Anna nodded as they walked back towards the command vehicle, carefully concealed in a thatch of trees. “The forces probing into the Netherlands are reporting that the city of Wilhelmshaven has fallen to our forces, although there is a great deal of uncoordinated resistance in the Netherlands itself, some of it from Muslim factions that we armed, as opposed to the remains of the Dutch forces. We have pushed to within ten kilometres of Switzerland, but as per your orders, we haven’t gone any closer to their border.”

Shalenko checked the mental map in his head and smiled. Switzerland had retained its neutrality and its paranoia about outsiders; every Swiss was still expected to have a gun and training in how to use it. It would take fifty divisions to hammer the Swiss into submission and the planners had decided that they could leave the Swiss alone for a while, perhaps even permanently if something satisfactory could be worked out. The Czech Republic’s decision to switch sides had started the dominos falling; entire countries were considering what they could gain from offering their submission to the Russian Federation.

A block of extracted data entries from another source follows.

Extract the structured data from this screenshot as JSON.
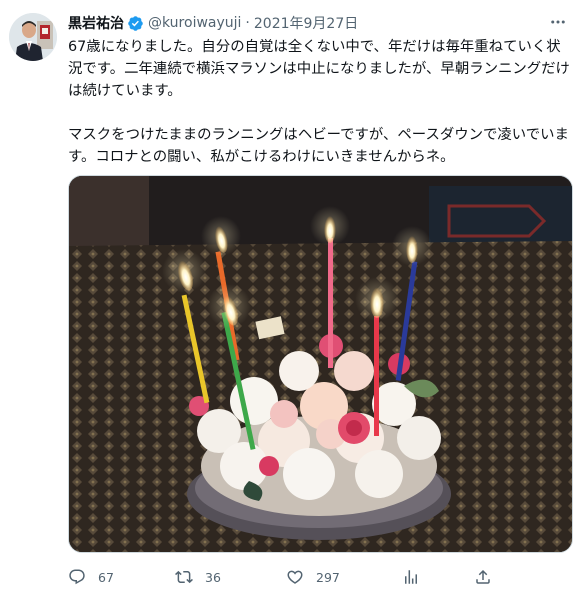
{
  "tweet": {
    "display_name": "黒岩祐治",
    "handle": "@kuroiwayuji",
    "separator": "·",
    "date": "2021年9月27日",
    "paragraph_1": "67歳になりました。自分の自覚は全くない中で、年だけは毎年重ねていく状況です。二年連続で横浜マラソンは中止になりましたが、早朝ランニングだけは続けています。",
    "paragraph_2": "マスクをつけたままのランニングはヘビーですが、ペースダウンで凌いでいます。コロナとの闘い、私がこけるわけにいきませんからネ。",
    "more_icon": "more-icon",
    "verified_icon": "verified-badge-icon",
    "verified_color": "#1d9bf0"
  },
  "actions": {
    "reply_count": "67",
    "retweet_count": "36",
    "like_count": "297",
    "reply_icon": "reply-icon",
    "retweet_icon": "retweet-icon",
    "like_icon": "heart-icon",
    "stats_icon": "stats-icon",
    "share_icon": "share-icon"
  },
  "colors": {
    "text": "#0f1419",
    "secondary": "#536471",
    "border": "#cfd9de"
  }
}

“The worrying point is that the British are up to something in Ostend,” Anna continued. “The Royal Marines made a major landing there two days ago; we believe that they secured the area and are using it to evacuate what they can in the way of their forces and perhaps other European forces as well.”

Shalenko bit off a curse. The British forces had been chased back across the continent along with the other European forces, but if they managed to get across the Channel, it would be several weeks before the final stage of Operation Stalin could be mounted; they would have the chance that the rest of Europe had not. If they pulled out and rearmed the other European forces, the Russians might find themselves facing a resistance movement in their rear before they were ready to deal with it.

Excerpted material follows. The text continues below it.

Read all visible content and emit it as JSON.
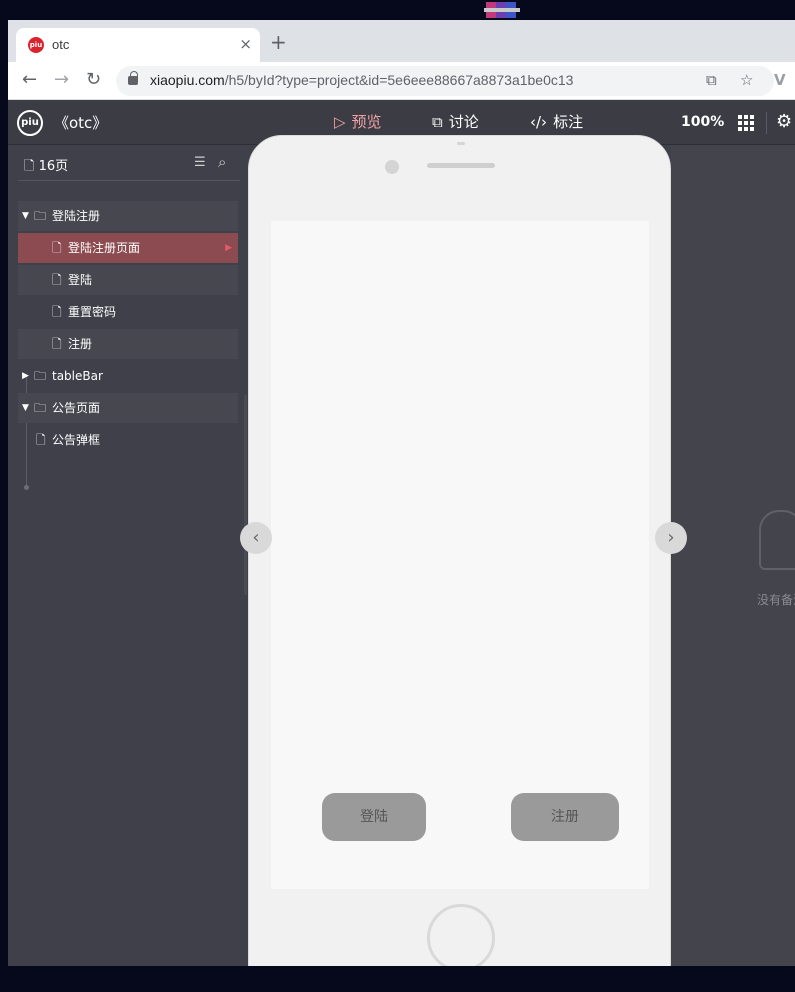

They reached the command vehicle and Shalenko immediately reached for a map. The Germans had used that terrain before to slow up an invading army; the Allies had had to grind their way through the terrain step by step. The Dutch could do any number of interesting things to slow an invading army; if there were German forces digging in, they might even buy the British enough time to complete the evacuation.

The display was warning of new threats. A French force was slowly pulling itself together in Lorraine, near the French border, the last significant force on the European continent. The French were scoring some successes against the Algerians; the odds were that the French command either didn’t know anything about the situation in the south, or the damned Americans had tipped them off to the real threat. They would be short on fuel and ammunition — their logistics train would have been shot to hell — but they had to be crushed while they presented such a tempting target…

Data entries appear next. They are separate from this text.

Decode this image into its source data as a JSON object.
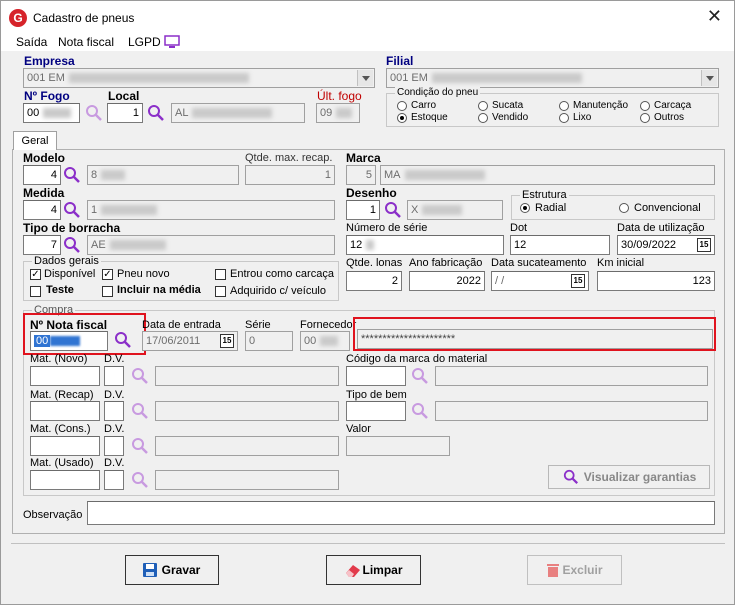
{
  "window": {
    "title": "Cadastro de pneus",
    "app_icon": "G"
  },
  "menu": {
    "saida": "Saída",
    "nota_fiscal": "Nota fiscal",
    "lgpd": "LGPD"
  },
  "header": {
    "empresa_label": "Empresa",
    "empresa_value": "001 EM",
    "filial_label": "Filial",
    "filial_value": "001 EM",
    "fogo_label": "Nº Fogo",
    "fogo_value": "00",
    "local_label": "Local",
    "local_value": "1",
    "local_desc": "AL",
    "ult_fogo_label": "Últ. fogo",
    "ult_fogo_value": "09"
  },
  "condicao": {
    "title": "Condição do pneu",
    "options": [
      "Carro",
      "Sucata",
      "Manutenção",
      "Carcaça",
      "Estoque",
      "Vendido",
      "Lixo",
      "Outros"
    ],
    "selected": "Estoque"
  },
  "tab": {
    "label": "Geral"
  },
  "geral": {
    "modelo_label": "Modelo",
    "modelo_value": "4",
    "modelo_desc": "8",
    "qtde_label": "Qtde. max. recap.",
    "qtde_value": "1",
    "marca_label": "Marca",
    "marca_value": "5",
    "marca_desc": "MA",
    "medida_label": "Medida",
    "medida_value": "4",
    "medida_desc": "1",
    "desenho_label": "Desenho",
    "desenho_value": "1",
    "desenho_desc": "X",
    "estrutura_title": "Estrutura",
    "estrutura_radial": "Radial",
    "estrutura_conv": "Convencional",
    "tipo_label": "Tipo de borracha",
    "tipo_value": "7",
    "tipo_desc": "AE",
    "serie_label": "Número de série",
    "serie_value": "12",
    "dot_label": "Dot",
    "dot_value": "12",
    "data_util_label": "Data de utilização",
    "data_util_value": "30/09/2022",
    "dados_title": "Dados gerais",
    "disponivel": "Disponível",
    "pneu_novo": "Pneu novo",
    "entrou_carcaca": "Entrou como carcaça",
    "teste": "Teste",
    "incluir_media": "Incluir na média",
    "adquirido": "Adquirido c/ veículo",
    "lonas_label": "Qtde. lonas",
    "lonas_value": "2",
    "ano_label": "Ano fabricação",
    "ano_value": "2022",
    "sucat_label": "Data sucateamento",
    "sucat_value": "/ /",
    "km_label": "Km inicial",
    "km_value": "123",
    "cal_icon_text": "15"
  },
  "compra": {
    "title": "Compra",
    "nf_label": "Nº Nota fiscal",
    "nf_value": "00",
    "data_entrada_label": "Data de entrada",
    "data_entrada_value": "17/06/2011",
    "serie_label": "Série",
    "serie_value": "0",
    "fornecedor_label": "Fornecedor",
    "fornecedor_code": "00",
    "fornecedor_name": "**********************",
    "mat_novo": "Mat. (Novo)",
    "mat_recap": "Mat. (Recap)",
    "mat_cons": "Mat. (Cons.)",
    "mat_usado": "Mat. (Usado)",
    "dv": "D.V.",
    "cod_marca_label": "Código da marca do material",
    "tipo_bem_label": "Tipo de bem",
    "valor_label": "Valor",
    "garantias_btn": "Visualizar garantias"
  },
  "observacao_label": "Observação",
  "buttons": {
    "gravar": "Gravar",
    "limpar": "Limpar",
    "excluir": "Excluir"
  },
  "colors": {
    "accent": "#8b2fc9",
    "highlight": "#e0131e",
    "label_blue": "#000080",
    "label_red": "#c00000"
  }
}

Anna paused as a signal came in. “That’s the Germans laying down their arms now,” she said. “The occupation units are requesting permission to enter the city.”

“Granted,” Shalenko said, still thinking. For the first time since the campaign had begun, he had too many tasks and too few men in the correct position to handle them… and there were political implications. If he crushed the French force that was massing in Lorraine, he would be able to overrun the remainder of Europe, but if the British forces, such as they were, got away, the conflict would become a lot harder to bring to a successful conclusion. “Order the reconnaissance units to press on towards Belgium, advancing as quickly as they can; let me know what resistance they meet. The main force is to prepare to advance into France as soon as it can be organised.”